Tuesday, February 22, 2005

This is evil.

And I spent several minutes thinking of the word to use to describe it. "Fascist" or "totalitarian"? But it's not those, strictly speaking, at least not by itself. "Beyond the pale"? I like that phrase, but it's unrecognizable to a lot of people because it's so archaic - I looked it up one time, and it comes from the Latin word "palus," which means "stake" - the stakes created a fence beyond which you couldn't go, that sort of thing. "Scary"? It is that, but that word gets overused. And now that I think of it, "reminiscent of Big Brother" is accurate and evocative, but it's also unwieldy.

So what has me so disgusted? It's a blog posting about how the Pentagon is underreporting deaths in Iraq and Afghanistan. Apparently the bulk of the gap between the reports and reality comes from people who died from something other than actual enemy fire. Like a weapon misfire or a car accident or something.

It's hard to say how many people are missing, for obvious reasons, but "60 Minutes" said that there were 15,000 unreported injuries. And it's hard to say exactly what counts as a combat death or injury. If you get the injury in combat but you don't die until the hospital? If you get killed fighting looters or whatever, not actual insurgents?

I realize a lot of this is coming from unreliable sources, but the most important bits of it are from very legitimate, mainstream institutions like CNN or "60 Minutes." Even if you want to accuse them of bias, they aren't going to pull numbers and quotes out of their collective asses. And an apologist can't honestly complain that this is how things have always been done, because anyone who was injured or killed in a war zone in the first Gulf War or the Vietnam War was, apparently, counted as a casualty of war.
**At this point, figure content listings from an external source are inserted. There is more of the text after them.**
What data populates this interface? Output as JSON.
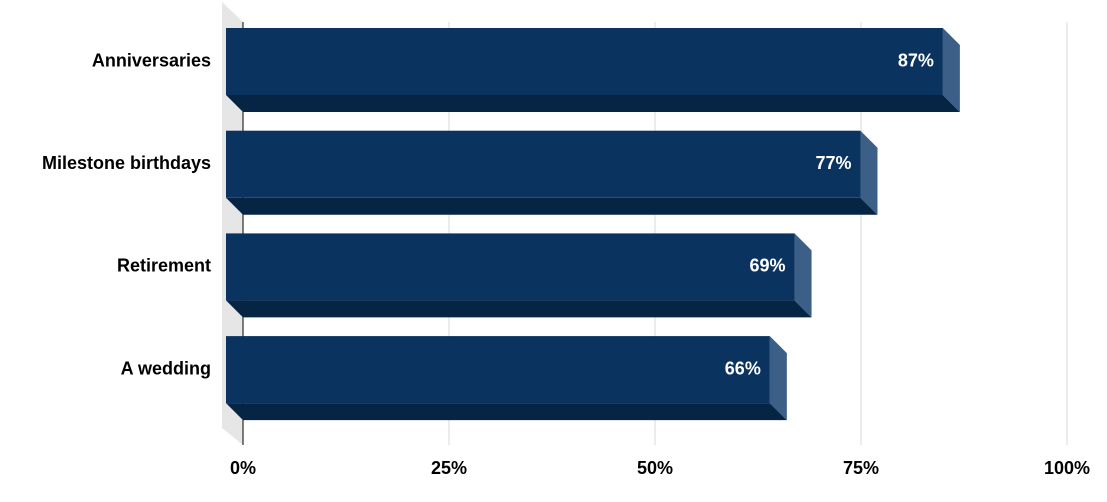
{
  "chart_data": {
    "type": "bar3d_horizontal",
    "categories": [
      "Anniversaries",
      "Milestone birthdays",
      "Retirement",
      "A wedding"
    ],
    "values": [
      87,
      77,
      69,
      66
    ],
    "value_labels": [
      "87%",
      "77%",
      "69%",
      "66%"
    ],
    "color": "#0b335f",
    "xlim": [
      0,
      100
    ],
    "xticks": [
      {
        "value": 0,
        "label": "0%"
      },
      {
        "value": 25,
        "label": "25%"
      },
      {
        "value": 50,
        "label": "50%"
      },
      {
        "value": 75,
        "label": "75%"
      },
      {
        "value": 100,
        "label": "100%"
      }
    ],
    "grid": true
  }
}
There's a fine line between making information confidential for reasons of security, and covering stuff up for political (let alone legal) reasons. Our government can't even see that line any more. An important condition for a country being called democratic is "Can the people get accurate and relevant information from the government? In the cases where they can't, is there an imminent national security reason why?" I mean, that's not just a made-up rule. For democracy to mean anything it's not enough that people have a chance to have opinions, they also have a chance to have those opinions be based in reality. But the Pentagon and/or current administration is trying to prevent that.